Ne çok an hatırlıyorum Metin ile aynı masanın ardında salonu dolduran sosyalistlerle, işçilerle, hekimlerle, mühendislerle, mimarlarla, genç aydınlarla Marksizm, sosyalizm, dünya ve Türkiye üzerine sohbet ettiğimizi.

Bir an hatırlıyorum örneğin: Ankara’da, Türk Tabipler Birliği’nin bir toplantısında, ikimize de birer ödül verilmişti. (Belki bir üçüncü arkadaşımız da vardı, belleğim bu konuda yardımcı olamıyor şu anda, adını hatırlamıyorum, kusura bakmaz umarım.) TTB bizi ödüllendirmişti uzun yıllar boyu dilimizin döndüğü kadar eğitim seminerlerine, söyleşilere, konferanslara katıldığımız için. O ödülü hâlâ saklarım.

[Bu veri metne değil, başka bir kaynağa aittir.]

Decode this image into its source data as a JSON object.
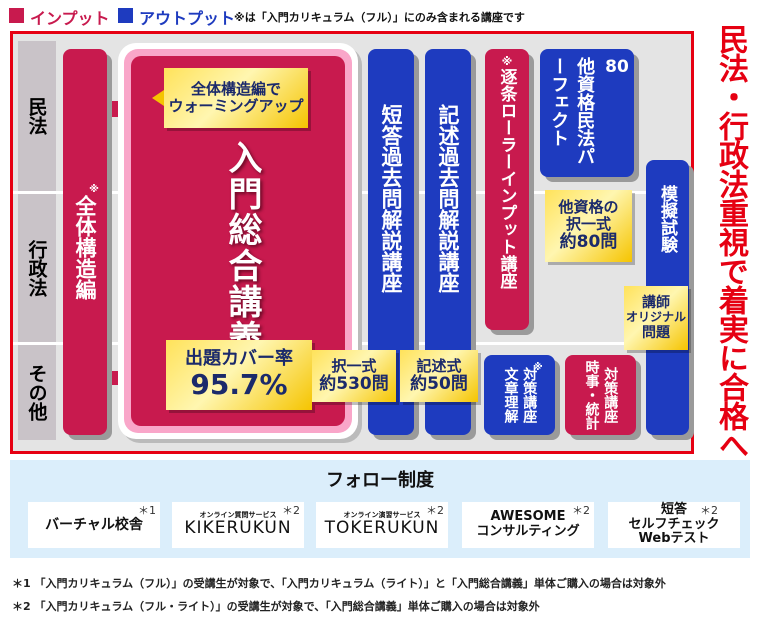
{
  "legend": {
    "input": "インプット",
    "output": "アウトプット",
    "note": "※は「入門カリキュラム（フル）」にのみ含まれる講座です",
    "input_color": "#c81a4e",
    "output_color": "#1e3bbf"
  },
  "rows": [
    "民法",
    "行政法",
    "その他"
  ],
  "courses": {
    "overview": {
      "mark": "※",
      "label": "全体構造編"
    },
    "callout": "全体構造編で\nウォーミングアップ",
    "main": "入門総合講義",
    "coverage": {
      "label": "出題カバー率",
      "value": "95.7%"
    },
    "tanto": "短答過去問解説講座",
    "kijutsu": "記述過去問解説講座",
    "tanto_badge": {
      "label": "択一式",
      "value": "約530問"
    },
    "kijutsu_badge": {
      "label": "記述式",
      "value": "約50問"
    },
    "chikujo": {
      "mark": "※",
      "label": "逐条ローラーインプット講座"
    },
    "other_license": {
      "num": "80",
      "label": "他資格民法パーフェクト"
    },
    "other_badge": {
      "line1": "他資格の",
      "line2": "択一式",
      "value": "約80問"
    },
    "mock": "模擬試験",
    "mock_badge": {
      "line1": "講師",
      "line2": "オリジナル",
      "line3": "問題"
    },
    "bunsho": {
      "col1": "文章理解",
      "mark": "※",
      "col2": "対策講座"
    },
    "jiji": {
      "col1": "時事・統計",
      "col2": "対策講座"
    }
  },
  "slogan": "民法・行政法重視で着実に合格へ！",
  "follow": {
    "title": "フォロー制度",
    "items": [
      {
        "label": "バーチャル校舎",
        "mark": "＊1"
      },
      {
        "sub": "オンライン質問サービス",
        "label": "KIKERUKUN",
        "mark": "＊2"
      },
      {
        "sub": "オンライン演習サービス",
        "label": "TOKERUKUN",
        "mark": "＊2"
      },
      {
        "label": "AWESOME",
        "label2": "コンサルティング",
        "mark": "＊2"
      },
      {
        "label": "短答",
        "label2": "セルフチェック",
        "label3": "Webテスト",
        "mark": "＊2"
      }
    ]
  },
  "footnotes": [
    "＊1 「入門カリキュラム（フル）」の受講生が対象で、「入門カリキュラム（ライト）」と「入門総合講義」単体ご購入の場合は対象外",
    "＊2 「入門カリキュラム（フル・ライト）」の受講生が対象で、「入門総合講義」単体ご購入の場合は対象外"
  ]
}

Salondakiler o sırada ne hissetmiştir, merak ederim. En azından sosyalist hareketle içli dışlı olanlar. Bir yanda bir Trotskist, öbür yanda bir Stalinist, aynı şerefli ödülü aynı anda alıyor, “hayat boyu hizmet” ödülü gibi bir şey. (O zaman ikimiz de şimdi ile karşılaştırıldığında “genç” sayılırdık!) Sosyalistleri daha çok kez şaşırtacaktık.

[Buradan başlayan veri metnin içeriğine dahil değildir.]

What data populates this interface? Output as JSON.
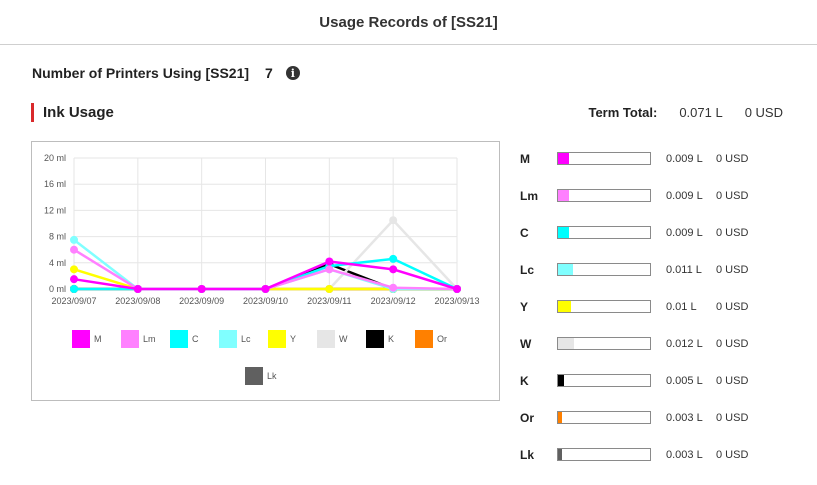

Konuşurken gayet kendinden emin, hiçbir cümlesinde en ufak bir düşüklük olmaksızın, salonu fikirlerinin peşine takarak dinleyenlere ilham veren Metin, ödülü alırken neredeyse mahcup bir genç gibiydi. Çok alçakgönüllü bir beden dili vardı öyle anlarda. İnsanların ne kadar alçakgönüllü olduğunu anlamak bazen yıllar alır, Metin’i o kadar yakından tanımadım. Ama beden dili çok öyleydi büyük sanatı konuşmayı icra etmezken.

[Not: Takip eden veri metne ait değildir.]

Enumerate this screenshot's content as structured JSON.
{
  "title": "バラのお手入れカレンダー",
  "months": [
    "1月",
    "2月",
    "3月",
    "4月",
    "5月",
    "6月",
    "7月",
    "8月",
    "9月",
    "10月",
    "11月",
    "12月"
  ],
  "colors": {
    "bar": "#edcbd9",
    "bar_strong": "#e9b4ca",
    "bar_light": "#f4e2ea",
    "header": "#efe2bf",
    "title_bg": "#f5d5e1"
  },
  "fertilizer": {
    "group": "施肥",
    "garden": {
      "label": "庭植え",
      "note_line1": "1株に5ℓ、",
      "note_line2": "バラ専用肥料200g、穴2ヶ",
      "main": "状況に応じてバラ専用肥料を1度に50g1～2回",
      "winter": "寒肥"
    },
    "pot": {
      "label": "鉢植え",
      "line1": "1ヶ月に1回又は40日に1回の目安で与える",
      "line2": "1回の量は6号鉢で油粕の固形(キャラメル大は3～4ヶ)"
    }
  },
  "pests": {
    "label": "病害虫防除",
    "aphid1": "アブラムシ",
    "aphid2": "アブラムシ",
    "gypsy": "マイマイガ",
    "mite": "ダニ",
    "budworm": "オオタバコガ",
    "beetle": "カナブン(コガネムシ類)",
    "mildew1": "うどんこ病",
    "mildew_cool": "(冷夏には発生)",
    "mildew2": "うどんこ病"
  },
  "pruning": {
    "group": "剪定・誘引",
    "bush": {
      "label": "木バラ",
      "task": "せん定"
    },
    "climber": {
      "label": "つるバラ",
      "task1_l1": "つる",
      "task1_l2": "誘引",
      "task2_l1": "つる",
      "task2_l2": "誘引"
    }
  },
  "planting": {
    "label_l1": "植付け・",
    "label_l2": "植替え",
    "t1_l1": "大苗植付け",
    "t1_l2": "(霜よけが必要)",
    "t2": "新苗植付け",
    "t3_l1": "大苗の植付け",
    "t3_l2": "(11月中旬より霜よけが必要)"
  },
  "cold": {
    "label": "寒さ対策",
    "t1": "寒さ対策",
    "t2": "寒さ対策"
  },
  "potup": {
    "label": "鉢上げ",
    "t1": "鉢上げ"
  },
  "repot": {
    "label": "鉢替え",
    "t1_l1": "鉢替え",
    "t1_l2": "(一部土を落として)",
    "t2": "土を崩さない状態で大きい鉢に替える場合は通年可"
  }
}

Başka bir sahne hatırlıyorum. İstanbul’da bu sefer Türk Mühendis ve Mimar Odaları Birliği’nin ana düzenleyicisi olduğu Kamu Girişimciliği konusunda. Dönem, solda, bugün inanılmaz gibi gelebilir ama “ha kamu mülkiyeti, ha özel, ne fark eder?” dönemiydi. Metin de, ben de konuşmalarımızda kamu mülkiyetinin kapitalist toplumda bile nasıl işçi sınıfı ve yoksullar açısından olumlu yönde kullanılabilecek özellikler taşıdığını ve sosyalizme geçişte bir zorunluluk olduğunu anlatmıştık. O dönemde her ikimiz de kendi yoldaşlarımızla birlikte Özgürlük ve Dayanışma Partisi içinde çalışıyorduk. ÖDP’nin çoğulcu ve kapsayıcı bir parti olma iddiası ile çıkış yaptığı dönemdi. ÖDP’ye de kamu mülkiyetine de birazdan döneceğim.

Ama insanı hafiften gülümsetecek bir hayali sahne kurmadan geçmeyelim: O toplantıda, diyelim altı-yedi konuşmacı arasında, hem kısa hem de uzun vadeli perspektifleri açısından bu kadar yakın şeyler söyleyen iki konuşmacıyı tanımayan biri çevresine "bunlar kim?" diye sormuş olsa, şu cevabı alırdı yüksek olasılıkla: "Temiz yüzlüsü Stalinist, sakallısı Trotskist"!

Metin’in bazen sakal bıraktığını ben de biliyorum. Ama mantığı kadar temiz bir yüzü vardı. Kimse yadsıyamaz.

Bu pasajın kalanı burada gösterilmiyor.